What is Coachella post-Beyoncé? For Ari, a stage where you can live out your fantasies. Photo: (C)Kevin Mazur/Getty Images for AG
An hour before Ariana Grande comes onstage to headline the third and final night of Coachella 2019’s first weekend, Lauren Mayberry of Chvrches asks in a tent on the opposite side of the field, “What does Coachella even mean post-Beyoncé?” It means everything is possible. International acts? Bring it. Sets that are equal parts choreography as they are tight musicianship? Yes please. Mainstream pop? In a field that is the internet transposed IRL, 100 percent. The lineup aligns with the collective mass’s Spotify algorithm. Popular is king.
Grande needn’t be framed as Bey’s successor. That’s impossible. Grande is a force in her own right; the biggest streaming female artist in the world, who has released her biggest two albums just within the past year. “Coachella I’ve been rehearsing my whole fucking life for this moment,” she says with her first address. “Make some noise for NSYNC!”
An early jawdrop sees the four members of the ‘90s boyband (i.e., minus Justin Timberlake) blast out onstage like they’ve never been gone (ageing process aside). They perform a chorus of their 2000 deep-cut “It Makes Me Ill,” which Grande recently interpolated on “Break Up With Your Girlfriend, I’m Bored.” Then, with Grande as their fill-in fifth member for the night, they pile into the deliciously old school ‘Tearin’ Up My Heart’ with their classic logo pasted on the video screens behind them.
Maybe that’s what Coachella is post-Beyoncé. It’s a stage where you can live out your fantasies. When Grande said she’s been “rehearsing,” she’s referring to the fact she’s about to bust out the song’s OG choreography. She takes Timberlake’s vocals on the second verse. “I can die now,” she says as the four men disappear.
Grande is a genius at monopolizing her own nostalgia, arriving at her peak during a time of ultimate ‘90s throwback, leaving little Easter eggs from her own favorite songs in her new material.
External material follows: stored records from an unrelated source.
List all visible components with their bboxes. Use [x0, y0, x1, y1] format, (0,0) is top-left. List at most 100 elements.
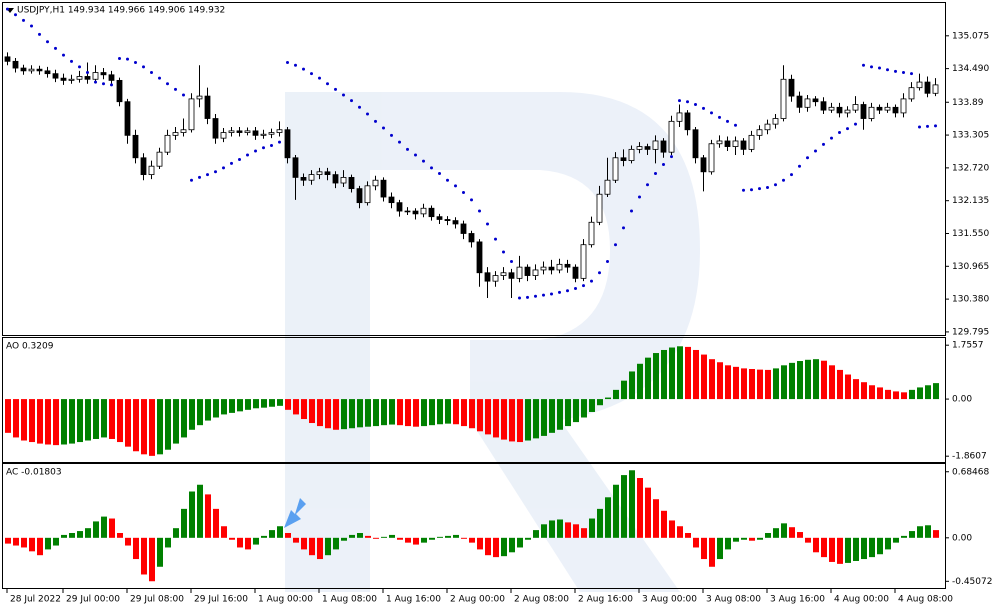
histogram-bar: [469, 399, 475, 429]
histogram-bar: [885, 537, 891, 550]
sar-dot: [638, 195, 641, 199]
candle-body: [380, 179, 387, 198]
sar-dot: [30, 24, 33, 28]
sar-dot: [542, 293, 545, 297]
sar-dot: [750, 188, 753, 192]
histogram-bar: [509, 399, 515, 442]
y-tick-label: 0.00: [952, 533, 972, 543]
candle-body: [132, 134, 139, 159]
histogram-bar: [677, 346, 683, 400]
candle-body: [564, 263, 571, 268]
histogram-bar: [277, 399, 283, 406]
candle-body: [388, 196, 395, 204]
sar-dot: [62, 53, 65, 57]
candle-body: [164, 134, 171, 153]
sar-dot: [174, 87, 177, 91]
histogram-bar: [445, 399, 451, 424]
histogram-bar: [493, 537, 499, 558]
candle-body: [908, 87, 915, 100]
histogram-bar: [565, 399, 571, 427]
candle-body: [340, 177, 347, 184]
candle-body: [652, 140, 659, 150]
histogram-bar: [261, 399, 267, 408]
histogram-bar: [853, 379, 859, 400]
sar-dot: [694, 103, 697, 107]
histogram-bar: [413, 537, 419, 545]
sar-dot: [182, 93, 185, 97]
histogram-bar: [253, 537, 259, 545]
histogram-bar: [21, 399, 27, 441]
sar-dot: [510, 260, 513, 264]
histogram-bar: [861, 382, 867, 400]
histogram-bar: [893, 391, 899, 400]
histogram-bar: [245, 399, 251, 410]
histogram-bar: [653, 499, 659, 538]
sar-dot: [462, 191, 465, 195]
candle-body: [900, 98, 907, 114]
candle-body: [748, 134, 755, 150]
y-tick-label: 133.305: [952, 131, 989, 141]
main-title: USDJPY,H1 149.934 149.966 149.906 149.93…: [17, 6, 225, 16]
histogram-bar: [469, 537, 475, 543]
histogram-bar: [93, 521, 99, 538]
candle-body: [4, 56, 11, 62]
candle-body: [276, 129, 283, 133]
y-tick-label: 130.965: [952, 262, 989, 272]
sar-dot: [78, 65, 81, 69]
candle-body: [604, 179, 611, 195]
sar-dot: [46, 40, 49, 44]
histogram-bar: [141, 399, 147, 455]
sar-dot: [878, 66, 881, 70]
histogram-bar: [581, 399, 587, 418]
sar-dot: [886, 68, 889, 72]
candle-body: [788, 78, 795, 97]
sar-dot: [190, 178, 193, 182]
histogram-bar: [149, 399, 155, 456]
histogram-bar: [701, 354, 707, 400]
histogram-bar: [717, 537, 723, 560]
histogram-bar: [221, 399, 227, 415]
histogram-bar: [773, 368, 779, 400]
candle-body: [100, 72, 107, 76]
sar-dot: [326, 82, 329, 86]
y-tick-label: 1.7557: [952, 341, 984, 351]
ao-panel: [2, 337, 946, 463]
sar-dot: [790, 173, 793, 177]
candle-body: [356, 188, 363, 204]
sar-dot: [830, 136, 833, 140]
candle-body: [492, 275, 499, 282]
sar-dot: [382, 126, 385, 130]
histogram-bar: [501, 399, 507, 440]
histogram-bar: [533, 399, 539, 439]
sar-dot: [358, 105, 361, 109]
candle-body: [780, 78, 787, 119]
y-tick-label: -1.8607: [952, 452, 987, 462]
sar-dot: [54, 46, 57, 50]
main-panel: [2, 2, 946, 336]
histogram-bar: [45, 399, 51, 445]
sar-dot: [798, 164, 801, 168]
candle-body: [36, 68, 43, 72]
histogram-bar: [197, 484, 203, 538]
candle-body: [124, 101, 131, 136]
histogram-bar: [757, 537, 763, 540]
candle-body: [116, 79, 123, 103]
candle-body: [924, 81, 931, 94]
candle-body: [804, 98, 811, 108]
histogram-bar: [37, 399, 43, 444]
candle-body: [228, 130, 235, 133]
histogram-bar: [453, 399, 459, 425]
sar-dot: [286, 60, 289, 64]
histogram-bar: [309, 537, 315, 556]
sar-dot: [862, 63, 865, 67]
histogram-bar: [717, 362, 723, 400]
histogram-bar: [61, 399, 67, 445]
sar-dot: [918, 125, 921, 129]
histogram-bar: [829, 365, 835, 400]
candle-body: [140, 157, 147, 176]
sar-dot: [214, 170, 217, 174]
histogram-bar: [165, 399, 171, 450]
x-tick-label: 3 Aug 00:00: [642, 595, 697, 605]
histogram-bar: [749, 369, 755, 400]
candle-body: [556, 263, 563, 271]
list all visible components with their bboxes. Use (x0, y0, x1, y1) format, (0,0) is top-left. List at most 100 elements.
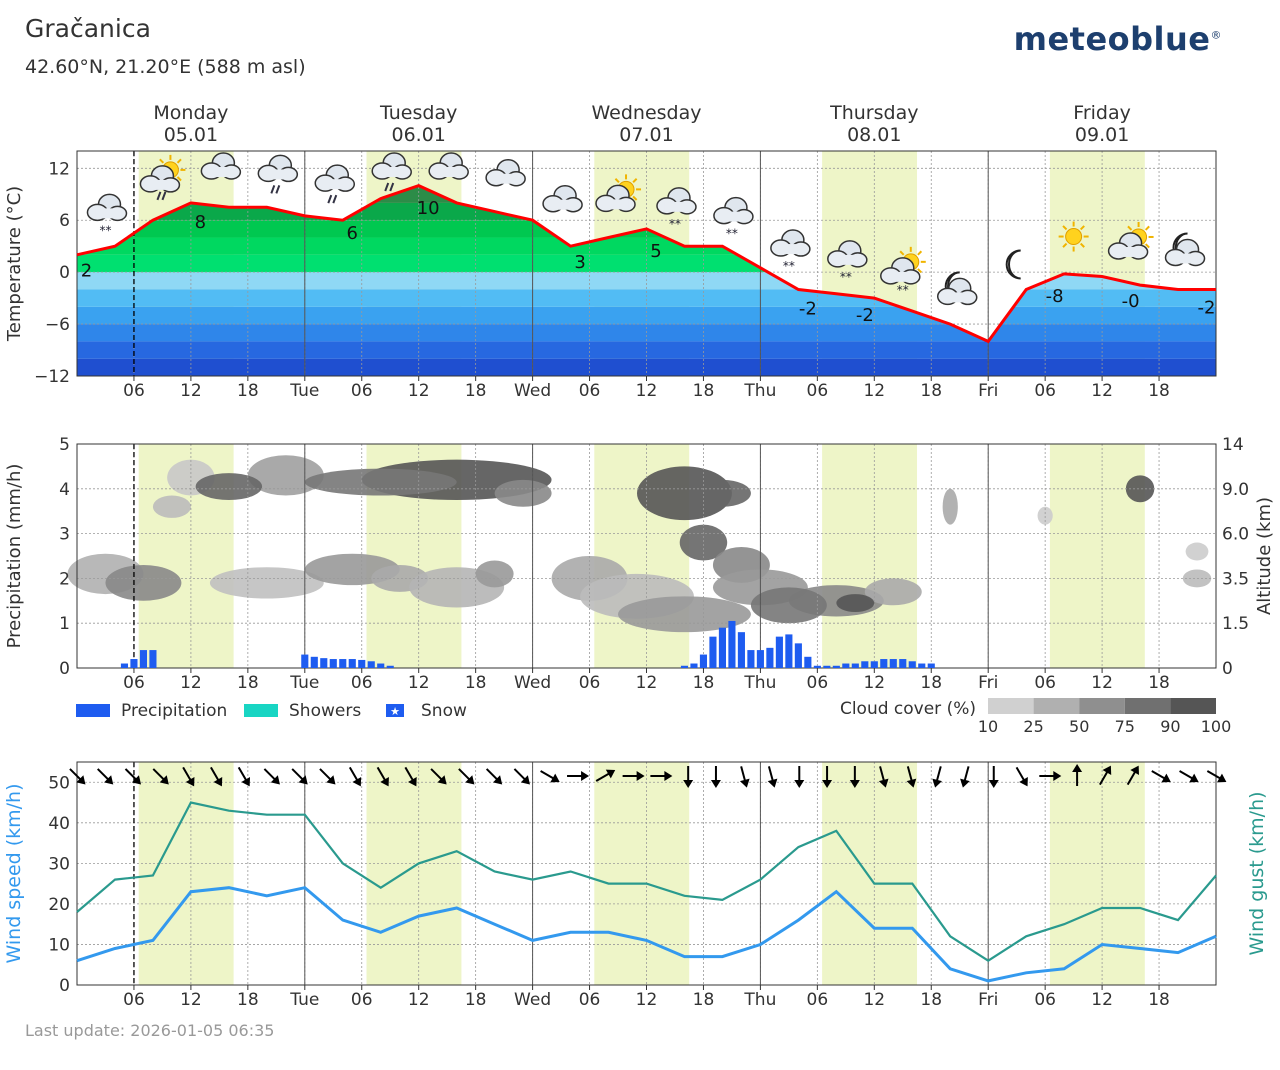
x-tick-label: 18 (693, 673, 715, 693)
daylight-band (1049, 444, 1145, 668)
y-tick-label: 14 (1222, 435, 1244, 455)
temperature-value-label: -2 (856, 305, 874, 326)
temperature-value-label: -2 (1198, 297, 1216, 318)
wind-arrow-icon (430, 768, 447, 785)
wind-arrow-icon (458, 768, 475, 785)
x-tick-label: 18 (237, 990, 259, 1010)
wind-arrow-icon (822, 766, 833, 788)
precipitation-bar (377, 663, 385, 668)
snow-icon: ** (840, 270, 852, 284)
precipitation-bar (785, 634, 793, 668)
day-name: Tuesday (379, 102, 457, 124)
cloud-cover-swatch (1124, 698, 1171, 714)
cloud-icon (86, 193, 128, 222)
brand-logo[interactable]: meteoblue® (1014, 20, 1222, 58)
wind-arrow-icon (1072, 764, 1083, 786)
wind-gust-axis-label: Wind gust (km/h) (1246, 791, 1268, 955)
cloud-cover-swatch (1170, 698, 1216, 714)
weather-icon (595, 174, 642, 213)
cloud-icon (371, 152, 412, 180)
wind-arrow-icon (404, 766, 417, 787)
x-tick-label: 18 (237, 673, 259, 693)
x-tick-label: 18 (693, 381, 715, 401)
temperature-panel: 06 12 18 Tue 06 12 18 Wed 06 12 18 Thu 06 12 18 Fri 06 12… (4, 150, 1217, 401)
x-tick-label: Fri (978, 990, 998, 1010)
cloud-cover-legend-title: Cloud cover (%) (840, 699, 976, 719)
cloud-cover-area (1185, 542, 1209, 561)
cloud-cover-area (679, 524, 728, 561)
cloud-icon (1164, 238, 1206, 267)
cloud-cover-tick: 25 (1023, 717, 1043, 736)
legend-label-precipitation: Precipitation (121, 701, 227, 721)
precipitation-bar (756, 650, 764, 668)
x-tick-label: Thu (743, 673, 776, 693)
wind-arrow-icon (1039, 771, 1062, 781)
precipitation-bar (139, 650, 148, 668)
daylight-band (366, 762, 462, 985)
x-tick-label: 06 (1034, 673, 1056, 693)
weather-icon (1107, 221, 1154, 260)
cloud-icon (656, 187, 697, 215)
wind-arrow-icon (376, 766, 389, 787)
wind-arrow-icon (210, 766, 223, 787)
day-name: Friday (1073, 102, 1131, 124)
wind-arrow-icon (513, 768, 530, 785)
wind-arrow-icon (710, 766, 721, 788)
precipitation-bar (358, 659, 366, 668)
precipitation-bar (889, 659, 897, 668)
wind-arrow-icon (152, 768, 169, 785)
precipitation-bar (804, 656, 812, 668)
y-tick-label: 50 (48, 773, 70, 793)
wind-arrow-icon (906, 766, 917, 788)
cloud-cover-area (152, 495, 191, 518)
precipitation-bar (690, 663, 698, 668)
precipitation-bar (794, 643, 802, 668)
legend-label-snow: Snow (421, 701, 467, 721)
weather-icon (139, 154, 186, 201)
precipitation-bar (329, 659, 337, 668)
altitude-axis-label: Altitude (km) (1254, 497, 1275, 615)
precipitation-panel: 06 12 18 Tue 06 12 18 Wed 06 12 18 Thu 06 12 18 Fri 06 12… (4, 435, 1275, 693)
x-tick-label: 12 (636, 381, 658, 401)
wind-gust-line (76, 801, 1217, 963)
precipitation-bar (813, 665, 821, 668)
x-tick-label: Tue (289, 673, 319, 693)
wind-arrow-icon (622, 771, 645, 781)
x-tick-label: 18 (920, 673, 942, 693)
day-date: 07.01 (619, 124, 673, 146)
cloud-cover-tick: 10 (978, 717, 998, 736)
x-tick-label: Tue (289, 381, 319, 401)
snow-icon: ** (783, 259, 795, 273)
precipitation-bar (718, 627, 726, 668)
x-tick-label: 12 (408, 673, 430, 693)
cloud-cover-area (942, 488, 958, 525)
precipitation-bar (832, 665, 840, 668)
precipitation-bar (301, 654, 309, 668)
x-tick-label: 06 (1034, 990, 1056, 1010)
precipitation-axis-label: Precipitation (mm/h) (4, 464, 25, 649)
x-tick-label: Fri (978, 673, 998, 693)
wind-arrow-icon (767, 766, 778, 788)
x-tick-label: Thu (743, 990, 776, 1010)
x-tick-label: 18 (237, 381, 259, 401)
cloud-icon (200, 152, 242, 180)
y-tick-label: 12 (48, 159, 70, 179)
precipitation-bar (709, 636, 717, 668)
cloud-cover-area (864, 578, 922, 606)
x-tick-label: 06 (123, 673, 145, 693)
x-tick-label: 06 (579, 673, 601, 693)
temperature-value-label: 10 (417, 198, 440, 219)
daylight-band (1049, 762, 1145, 985)
wind-arrow-icon (849, 766, 860, 788)
precipitation-bar (320, 658, 328, 668)
cloud-cover-area (209, 567, 324, 599)
precipitation-bar (899, 659, 907, 668)
coordinates-subtitle: 42.60°N, 21.20°E (588 m asl) (25, 56, 306, 78)
weather-icon: ** (880, 246, 926, 297)
precipitation-bar (367, 661, 375, 668)
precipitation-bar (927, 663, 935, 668)
x-tick-label: 06 (123, 381, 145, 401)
y-tick-label: 5 (59, 435, 70, 455)
rain-icon (384, 182, 395, 192)
temperature-value-label: -2 (799, 299, 817, 320)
Her set is a dedication to what brought her to fantasize about this moment. A little clip of the film First Wives Club to introduce the new jack swing of “Be Alright”? Sure! Choreography that involves a lot of seducing dancers by wrapping her limbs around them on items of furniture? Please help yourself to this dining table, Ari, or this chair over here. She wears a tiara and her trademarked ponytail, her knee-high boots and ruffled sleeves frame her like the eternal prom princess she is.
The crowd is extraordinarily quiet considering the fever attached to this moment. Hysteria is much easier to feign online (#crying, etc). It’s way more effort in reality. Maybe they’re just anticipating the next piece of her career-spanning set. Her signature breath-y voice — a paean to Mariah Carey and Christina Aguilera — is out of control. Those riffs and runs are enough to bring her competition to tears. But it’s her personality, her smile, her audacity, and her riches that carry the night.
Grande loves to treat. Within the second chorus of opener “God Is A Woman,” she already has her head draped upside down over the aforementioned table; several female dancers are lying on her chest, as she sings note-perfect. For “Breathin’’ she brings a chorus of violinists and literal fireworks. Her guests feel like individual events. Nicki Minaj is the second big surprise on “Side To Side’ and “Bang Bang.” There’s even an appearance from bad boys Ma$e and Diddy for a rendition of “Mo Money Mo Problems” (led into with “Break Your Heart Right Back,” which interpolates the song and uses the same Diana Ross sample ) on Grande’s catwalk. Diddy nods to the deaths of Tupac, Biggie and Mac Miller. “Give it up for my sister,” he says. “She’s been through a whole lot. She’s still standing.”
It’s kind of all over the place. You wonder what the thread is. “At this stage in pop music there is no thread,” says the guy next to me. He’s right. The last third of her set arrives with a pace that could only belong to a superstar with enough pop gold to make threads redundant. The undeniable “Into You” sees a crowd-wide dance-off release. It’s followed by the hot-as-hell “Dangerous Woman” and the EDM revolution of “Break Free.” Running out of time, she cues “No Tears Left To Cry” and “Thank U, Next.” The former an anthem of perseverance; the latter an ode to self-love. It feels good. A sensation that can never be overrated.